Und weiterhin: Glaubet nicht an besondere Vorurteile, Ansichten und überhebliche Gebräuche: alle Nationen sind schliesslich in ihren Eigenheiten wie Tracht, Schmuck, Sprache, Literatur usw. überheblich, und sind überzeugt, dass nur sie allein besser seien als alle anderen.

Verlasset Euch nicht auf Darstellungen, bloss weil die Person glaubwürdig erscheint, wie beispielsweise, wenn Ihr jemanden seht mit einem eindrucksvollen Äusseren, folgert nicht daraus, dass er ebenso gescheit und zuverlässig sein muss oder schenkt nicht jemand bedenkenlos Glauben, weil Ihr seht, dass seine Macht und seine Anlagen überdurchschnittlich sind.
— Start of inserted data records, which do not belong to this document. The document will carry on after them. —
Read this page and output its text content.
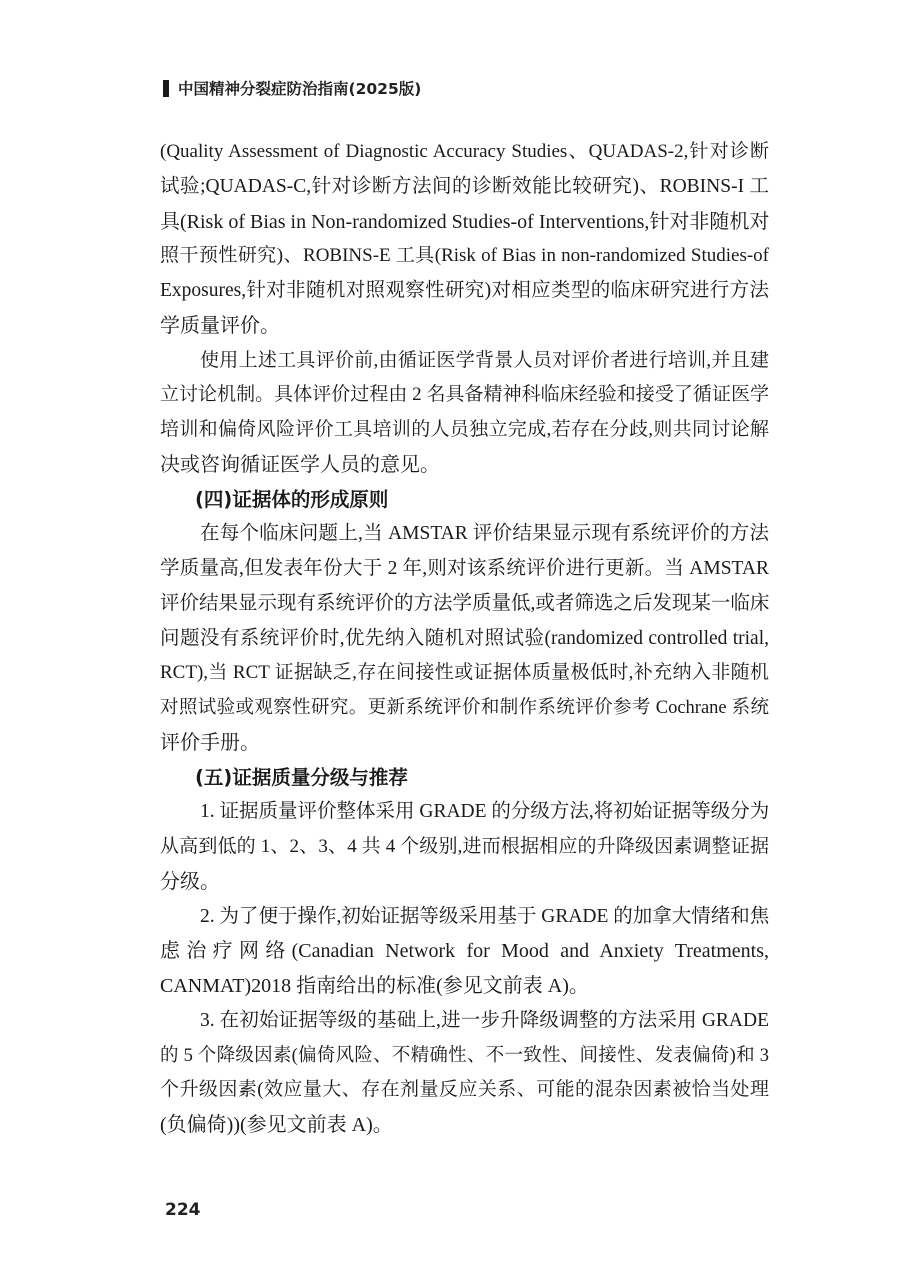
中国精神分裂症防治指南(2025版)
(Quality Assessment of Diagnostic Accuracy Studies、QUADAS-2,针对诊断
试验;QUADAS-C,针对诊断方法间的诊断效能比较研究)、ROBINS-I 工
具(Risk of Bias in Non-randomized Studies-of Interventions,针对非随机对
照干预性研究)、ROBINS-E 工具(Risk of Bias in non-randomized Studies-of
Exposures,针对非随机对照观察性研究)对相应类型的临床研究进行方法
学质量评价。
使用上述工具评价前,由循证医学背景人员对评价者进行培训,并且建
立讨论机制。具体评价过程由 2 名具备精神科临床经验和接受了循证医学
培训和偏倚风险评价工具培训的人员独立完成,若存在分歧,则共同讨论解
决或咨询循证医学人员的意见。
(四)证据体的形成原则
在每个临床问题上,当 AMSTAR 评价结果显示现有系统评价的方法
学质量高,但发表年份大于 2 年,则对该系统评价进行更新。当 AMSTAR
评价结果显示现有系统评价的方法学质量低,或者筛选之后发现某一临床
问题没有系统评价时,优先纳入随机对照试验(randomized controlled trial,
RCT),当 RCT 证据缺乏,存在间接性或证据体质量极低时,补充纳入非随机
对照试验或观察性研究。更新系统评价和制作系统评价参考 Cochrane 系统
评价手册。
(五)证据质量分级与推荐
1. 证据质量评价整体采用 GRADE 的分级方法,将初始证据等级分为
从高到低的 1、2、3、4 共 4 个级别,进而根据相应的升降级因素调整证据
分级。
2. 为了便于操作,初始证据等级采用基于 GRADE 的加拿大情绪和焦
虑治疗网络(Canadian Network for Mood and Anxiety Treatments,
CANMAT)2018 指南给出的标准(参见文前表 A)。
3. 在初始证据等级的基础上,进一步升降级调整的方法采用 GRADE
的 5 个降级因素(偏倚风险、不精确性、不一致性、间接性、发表偏倚)和 3
个升级因素(效应量大、存在剂量反应关系、可能的混杂因素被恰当处理
(负偏倚))(参见文前表 A)。
224
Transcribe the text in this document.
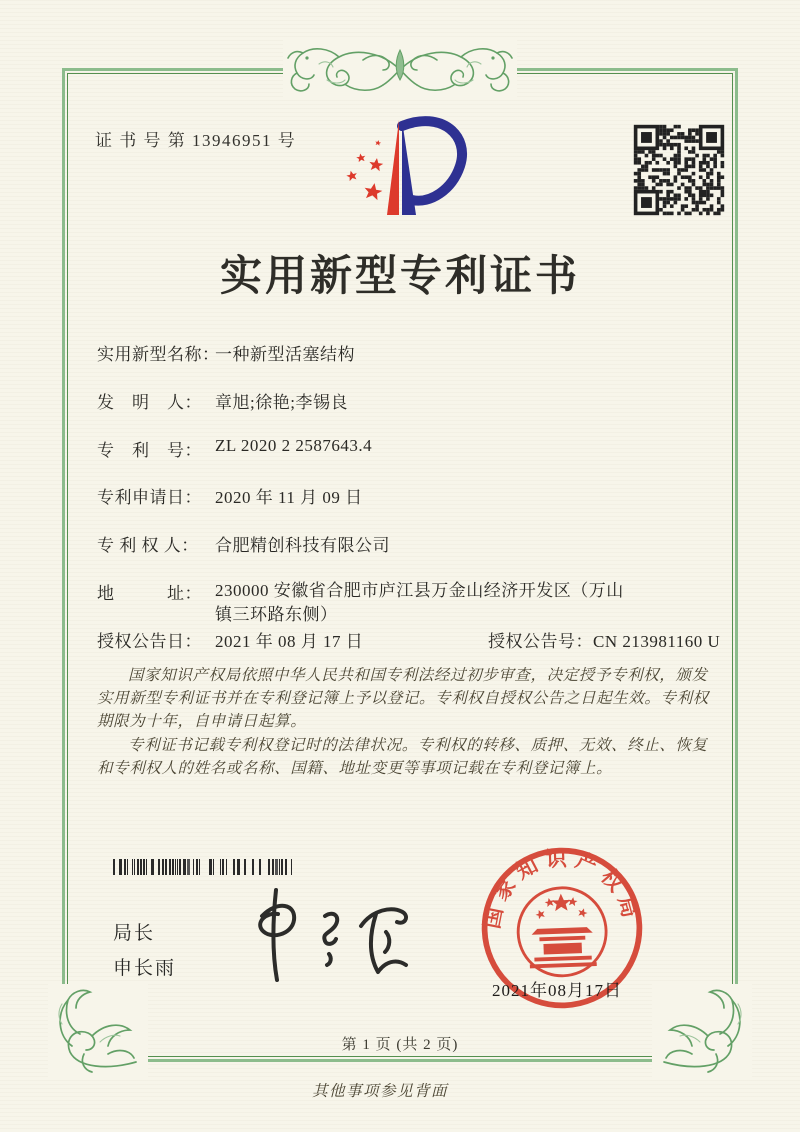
证 书 号 第 13946951 号
实用新型专利证书
实用新型名称：一种新型活塞结构
发　明　人： 章旭;徐艳;李锡良
专　利　号： ZL 2020 2 2587643.4
专利申请日： 2020 年 11 月 09 日
专 利 权 人： 合肥精创科技有限公司
地　　　址： 230000 安徽省合肥市庐江县万金山经济开发区（万山镇三环路东侧）
授权公告日： 2021 年 08 月 17 日	授权公告号：CN 213981160 U

国家知识产权局依照中华人民共和国专利法经过初步审查，决定授予专利权，颁发实用新型专利证书并在专利登记簿上予以登记。专利权自授权公告之日起生效。专利权期限为十年，自申请日起算。

专利证书记载专利权登记时的法律状况。专利权的转移、质押、无效、终止、恢复和专利权人的姓名或名称、国籍、地址变更等事项记载在专利登记簿上。

局长
申长雨
国家知识产权局
2021年08月17日
第 1 页 (共 2 页)
其他事项参见背面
Genauso unrichtig wäre es zu denken, einem Adligen das Vertrauen zu schenken in der Meinung, dass er unbedingt ein guter Mensch sein muss, da ihn sonst der König nicht mit solch einer hohen Position betraut hätte.

Und weiterhin: Es ist kein, Grund vorhanden, jemand einzig deswegen Glauben zu schenken, weil er ein Meister, ein Vorgesetzter, ein mächtiger Mann oder eine Autorität ist. Es ist kein Grund, zu glauben wie er glaubt oder zu tun wie er tut, einzig deswegen, weil er als massgeblich betrachtet wird.

Ich sage Euch: Ihr müsst in Euch selbst wissen und erwägen: Das ist schlecht, das hat schlechte Folgen, das lehnt der Weise ab, das hat keine Vorteile für jemand, sondern nur Nachteile. Wenn Ihr es genau wisst, dann vermeidet es zu tun.

Dann sprach der Buddha: "Ich sage Euch, glaubet es nicht deswegen, weil Ihr es von mir jetzt so gehört habt, sondern weil Euer eigenes Gewissen so entschied. Wenn Ihr also kennt, was ungut ist, vermeidet es zu tun"

Und dann zeigte der Buddha den rechten Weg: "Wenn Ihr in Euch selber erkennt, dass etwas gut ist und nicht schlecht, das es von den Weisen gelobt wird, von Vorteil und glückbringend ist, dann tut es ausgiebig nach Eurem besten Gewissen."